From Breakfast to Dinner: Versatile Lentil and Quinoa Salad Ideas
Morning Boost: Start your day with a hearty breakfast salad by combining cooked quinoa with lentils, diced vegetables, and a poached egg.
Avocado Power Salad: For a creamy texture, add mashed avocado to your quinoa and lentil base. Toss in cherry tomatoes, cucumber, and a squeeze of lime juice for a refreshing breakfast.
Mediterranean Twist: Mix quinoa, lentils, feta cheese, Kalamata olives, cucumbers, and tomatoes. Dress with olive oil and lemon juice for a vibrant Mediterranean-style breakfast.

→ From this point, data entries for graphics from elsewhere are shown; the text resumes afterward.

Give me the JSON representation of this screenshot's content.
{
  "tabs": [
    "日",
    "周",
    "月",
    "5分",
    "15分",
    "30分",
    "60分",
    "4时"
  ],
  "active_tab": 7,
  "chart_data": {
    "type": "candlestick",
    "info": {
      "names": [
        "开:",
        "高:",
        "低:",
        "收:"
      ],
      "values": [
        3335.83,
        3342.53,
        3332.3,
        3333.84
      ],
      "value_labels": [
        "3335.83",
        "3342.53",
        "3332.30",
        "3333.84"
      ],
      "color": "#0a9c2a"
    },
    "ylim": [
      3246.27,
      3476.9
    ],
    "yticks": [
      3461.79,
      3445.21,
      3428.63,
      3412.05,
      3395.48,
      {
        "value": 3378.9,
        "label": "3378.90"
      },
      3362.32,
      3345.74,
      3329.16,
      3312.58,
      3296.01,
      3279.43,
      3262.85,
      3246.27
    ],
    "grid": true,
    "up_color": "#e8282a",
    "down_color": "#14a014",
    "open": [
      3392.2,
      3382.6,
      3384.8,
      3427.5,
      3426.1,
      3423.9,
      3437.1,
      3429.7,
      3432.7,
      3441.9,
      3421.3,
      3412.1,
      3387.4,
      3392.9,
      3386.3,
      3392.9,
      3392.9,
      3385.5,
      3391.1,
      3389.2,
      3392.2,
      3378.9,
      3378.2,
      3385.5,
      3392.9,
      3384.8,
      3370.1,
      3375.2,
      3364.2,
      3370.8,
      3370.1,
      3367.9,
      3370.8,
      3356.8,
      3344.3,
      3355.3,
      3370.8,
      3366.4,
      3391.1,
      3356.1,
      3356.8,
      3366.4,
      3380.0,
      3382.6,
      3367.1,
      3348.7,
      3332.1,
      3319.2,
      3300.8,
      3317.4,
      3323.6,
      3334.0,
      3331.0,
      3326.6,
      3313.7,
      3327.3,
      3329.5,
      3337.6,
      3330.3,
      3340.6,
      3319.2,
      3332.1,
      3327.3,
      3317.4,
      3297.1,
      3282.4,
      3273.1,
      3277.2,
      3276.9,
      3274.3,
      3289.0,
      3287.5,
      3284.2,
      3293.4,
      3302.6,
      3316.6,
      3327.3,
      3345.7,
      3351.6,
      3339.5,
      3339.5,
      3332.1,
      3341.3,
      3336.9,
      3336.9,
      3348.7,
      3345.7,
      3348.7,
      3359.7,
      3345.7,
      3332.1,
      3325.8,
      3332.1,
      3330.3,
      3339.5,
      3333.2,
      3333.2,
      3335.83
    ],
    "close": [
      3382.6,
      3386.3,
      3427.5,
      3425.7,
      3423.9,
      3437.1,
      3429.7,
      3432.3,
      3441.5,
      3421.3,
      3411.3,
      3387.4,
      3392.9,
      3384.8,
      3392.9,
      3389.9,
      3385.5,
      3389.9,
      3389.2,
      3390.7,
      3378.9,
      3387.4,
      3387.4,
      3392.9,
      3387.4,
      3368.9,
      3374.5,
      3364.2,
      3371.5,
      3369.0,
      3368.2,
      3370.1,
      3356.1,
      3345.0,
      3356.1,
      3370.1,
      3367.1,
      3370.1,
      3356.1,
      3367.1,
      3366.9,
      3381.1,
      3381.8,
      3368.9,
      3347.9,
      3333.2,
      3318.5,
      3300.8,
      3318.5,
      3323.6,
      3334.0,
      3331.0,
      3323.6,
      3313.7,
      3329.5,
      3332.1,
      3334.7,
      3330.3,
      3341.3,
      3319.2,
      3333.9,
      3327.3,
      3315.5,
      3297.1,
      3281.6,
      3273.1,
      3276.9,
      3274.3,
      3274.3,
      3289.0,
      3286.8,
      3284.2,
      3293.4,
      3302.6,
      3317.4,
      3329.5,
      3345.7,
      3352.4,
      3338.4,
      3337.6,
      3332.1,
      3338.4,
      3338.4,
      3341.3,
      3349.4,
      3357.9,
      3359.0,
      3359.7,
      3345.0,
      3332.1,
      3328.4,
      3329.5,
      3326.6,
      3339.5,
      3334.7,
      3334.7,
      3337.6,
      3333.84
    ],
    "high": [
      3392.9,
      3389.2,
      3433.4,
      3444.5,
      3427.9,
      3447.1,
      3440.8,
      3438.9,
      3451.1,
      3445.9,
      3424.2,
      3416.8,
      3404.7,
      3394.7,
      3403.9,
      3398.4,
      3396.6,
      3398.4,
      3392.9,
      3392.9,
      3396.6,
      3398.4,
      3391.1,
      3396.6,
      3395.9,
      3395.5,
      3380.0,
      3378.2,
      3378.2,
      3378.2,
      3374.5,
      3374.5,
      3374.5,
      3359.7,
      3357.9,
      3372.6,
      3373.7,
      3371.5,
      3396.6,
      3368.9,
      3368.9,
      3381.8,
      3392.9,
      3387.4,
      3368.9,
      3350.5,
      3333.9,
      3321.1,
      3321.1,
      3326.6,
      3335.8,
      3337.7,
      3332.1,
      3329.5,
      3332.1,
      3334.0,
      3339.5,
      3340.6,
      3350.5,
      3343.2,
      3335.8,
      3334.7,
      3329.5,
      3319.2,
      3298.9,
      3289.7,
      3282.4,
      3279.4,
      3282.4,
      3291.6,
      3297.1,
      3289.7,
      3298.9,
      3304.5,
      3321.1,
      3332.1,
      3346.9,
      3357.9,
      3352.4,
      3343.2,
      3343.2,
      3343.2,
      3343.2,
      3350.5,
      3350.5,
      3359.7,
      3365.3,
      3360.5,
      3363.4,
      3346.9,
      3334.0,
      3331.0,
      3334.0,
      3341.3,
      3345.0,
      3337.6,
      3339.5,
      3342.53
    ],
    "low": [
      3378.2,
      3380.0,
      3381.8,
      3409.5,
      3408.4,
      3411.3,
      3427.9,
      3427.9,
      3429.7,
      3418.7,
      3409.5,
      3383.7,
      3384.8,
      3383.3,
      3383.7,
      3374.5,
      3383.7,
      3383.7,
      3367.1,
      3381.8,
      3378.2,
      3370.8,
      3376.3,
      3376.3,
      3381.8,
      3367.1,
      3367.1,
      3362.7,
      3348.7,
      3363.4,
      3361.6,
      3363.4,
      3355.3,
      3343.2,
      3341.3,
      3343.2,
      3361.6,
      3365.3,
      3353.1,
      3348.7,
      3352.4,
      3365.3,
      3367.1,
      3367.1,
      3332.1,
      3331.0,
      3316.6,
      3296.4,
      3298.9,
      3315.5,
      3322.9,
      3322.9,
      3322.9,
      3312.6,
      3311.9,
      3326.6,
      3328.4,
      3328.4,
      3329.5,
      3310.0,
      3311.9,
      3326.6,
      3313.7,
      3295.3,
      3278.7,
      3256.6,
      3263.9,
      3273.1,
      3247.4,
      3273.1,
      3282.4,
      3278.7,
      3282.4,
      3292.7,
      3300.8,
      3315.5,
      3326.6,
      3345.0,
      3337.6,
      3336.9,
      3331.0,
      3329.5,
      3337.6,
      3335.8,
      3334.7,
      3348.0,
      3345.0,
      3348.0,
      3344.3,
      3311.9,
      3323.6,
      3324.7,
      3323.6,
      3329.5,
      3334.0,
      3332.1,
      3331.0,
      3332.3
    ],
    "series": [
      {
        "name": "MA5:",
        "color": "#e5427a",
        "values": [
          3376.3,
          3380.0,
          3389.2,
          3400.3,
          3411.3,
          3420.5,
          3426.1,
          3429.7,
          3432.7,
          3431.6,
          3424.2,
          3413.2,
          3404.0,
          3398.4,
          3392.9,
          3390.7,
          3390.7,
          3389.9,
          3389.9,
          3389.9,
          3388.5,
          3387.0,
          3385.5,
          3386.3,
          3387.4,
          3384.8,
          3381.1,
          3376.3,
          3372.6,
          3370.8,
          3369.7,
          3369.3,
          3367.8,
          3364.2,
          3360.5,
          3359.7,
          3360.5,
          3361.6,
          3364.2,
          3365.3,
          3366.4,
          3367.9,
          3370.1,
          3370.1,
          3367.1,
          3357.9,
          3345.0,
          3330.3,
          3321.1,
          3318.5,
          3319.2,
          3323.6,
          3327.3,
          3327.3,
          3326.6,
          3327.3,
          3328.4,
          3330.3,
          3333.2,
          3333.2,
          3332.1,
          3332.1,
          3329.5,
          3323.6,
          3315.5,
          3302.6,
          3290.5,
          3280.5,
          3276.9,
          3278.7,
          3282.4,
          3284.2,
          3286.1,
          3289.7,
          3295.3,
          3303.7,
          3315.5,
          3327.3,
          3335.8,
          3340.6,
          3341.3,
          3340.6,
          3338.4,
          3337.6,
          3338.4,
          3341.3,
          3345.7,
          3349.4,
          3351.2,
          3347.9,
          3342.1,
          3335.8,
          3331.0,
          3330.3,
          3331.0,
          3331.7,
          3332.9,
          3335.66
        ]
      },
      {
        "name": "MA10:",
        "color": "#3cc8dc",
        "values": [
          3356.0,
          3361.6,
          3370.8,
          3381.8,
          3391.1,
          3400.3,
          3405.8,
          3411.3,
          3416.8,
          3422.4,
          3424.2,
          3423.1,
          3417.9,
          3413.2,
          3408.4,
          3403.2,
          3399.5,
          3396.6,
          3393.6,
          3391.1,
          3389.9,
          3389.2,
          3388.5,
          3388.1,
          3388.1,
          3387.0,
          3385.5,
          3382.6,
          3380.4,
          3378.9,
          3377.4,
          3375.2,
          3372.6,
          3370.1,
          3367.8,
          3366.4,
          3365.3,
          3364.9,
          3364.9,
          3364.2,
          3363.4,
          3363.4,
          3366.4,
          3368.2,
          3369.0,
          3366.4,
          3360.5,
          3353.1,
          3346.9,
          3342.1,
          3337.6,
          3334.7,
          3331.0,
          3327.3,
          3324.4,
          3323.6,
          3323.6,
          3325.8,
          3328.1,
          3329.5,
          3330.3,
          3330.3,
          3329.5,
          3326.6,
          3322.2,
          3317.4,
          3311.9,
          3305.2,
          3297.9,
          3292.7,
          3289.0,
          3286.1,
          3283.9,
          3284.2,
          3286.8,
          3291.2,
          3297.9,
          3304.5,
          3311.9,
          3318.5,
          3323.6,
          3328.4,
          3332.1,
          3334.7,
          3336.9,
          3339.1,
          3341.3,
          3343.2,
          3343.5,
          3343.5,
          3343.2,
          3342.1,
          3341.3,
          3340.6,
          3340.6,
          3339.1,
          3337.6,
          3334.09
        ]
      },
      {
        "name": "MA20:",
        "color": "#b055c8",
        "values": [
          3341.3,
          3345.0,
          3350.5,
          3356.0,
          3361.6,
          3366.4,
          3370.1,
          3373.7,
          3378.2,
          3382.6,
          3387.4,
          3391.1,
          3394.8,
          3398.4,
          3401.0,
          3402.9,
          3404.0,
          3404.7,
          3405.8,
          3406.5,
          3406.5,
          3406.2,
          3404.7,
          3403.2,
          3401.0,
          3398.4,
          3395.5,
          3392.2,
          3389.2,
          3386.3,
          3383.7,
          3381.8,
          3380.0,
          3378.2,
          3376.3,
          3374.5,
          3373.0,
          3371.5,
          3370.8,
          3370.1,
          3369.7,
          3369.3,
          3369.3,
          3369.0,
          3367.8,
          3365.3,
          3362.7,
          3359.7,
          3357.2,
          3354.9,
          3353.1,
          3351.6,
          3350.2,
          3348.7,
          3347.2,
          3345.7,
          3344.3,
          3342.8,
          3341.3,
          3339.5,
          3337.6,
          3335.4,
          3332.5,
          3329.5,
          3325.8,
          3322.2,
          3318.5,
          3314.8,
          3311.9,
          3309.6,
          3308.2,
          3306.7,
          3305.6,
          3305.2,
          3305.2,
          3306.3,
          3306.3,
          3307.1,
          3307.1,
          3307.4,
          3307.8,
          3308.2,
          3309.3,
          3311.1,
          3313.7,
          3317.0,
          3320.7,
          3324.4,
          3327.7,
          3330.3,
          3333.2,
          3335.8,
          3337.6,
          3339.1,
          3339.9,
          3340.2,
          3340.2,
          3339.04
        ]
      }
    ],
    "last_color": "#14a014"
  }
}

Spicy Mexican Kick: Combine cooked quinoa and lentils with black beans, corn, and diced bell peppers. Spice it up with cumin, chili powder, and a dash of hot sauce for a savory start.
Simple Snack: Create a light snack by tossing quinoa, lentils, and fresh herbs like parsley or mint with olive oil and lemon. It’s quick, easy, and full of protein.
Healthy Lunch: Add roasted sweet potatoes and a drizzle of tahini sauce to quinoa and lentils for a filling lunch salad.
Grilled Chicken Salad: Top quinoa and lentils with grilled chicken, mixed greens, and a tangy vinaigrette for a protein-packed lunch.
Zesty Asian Style: Combine quinoa and lentils with shredded cabbage, carrots, and edamame. Dress with a soy-ginger dressing for an Asian-inspired salad.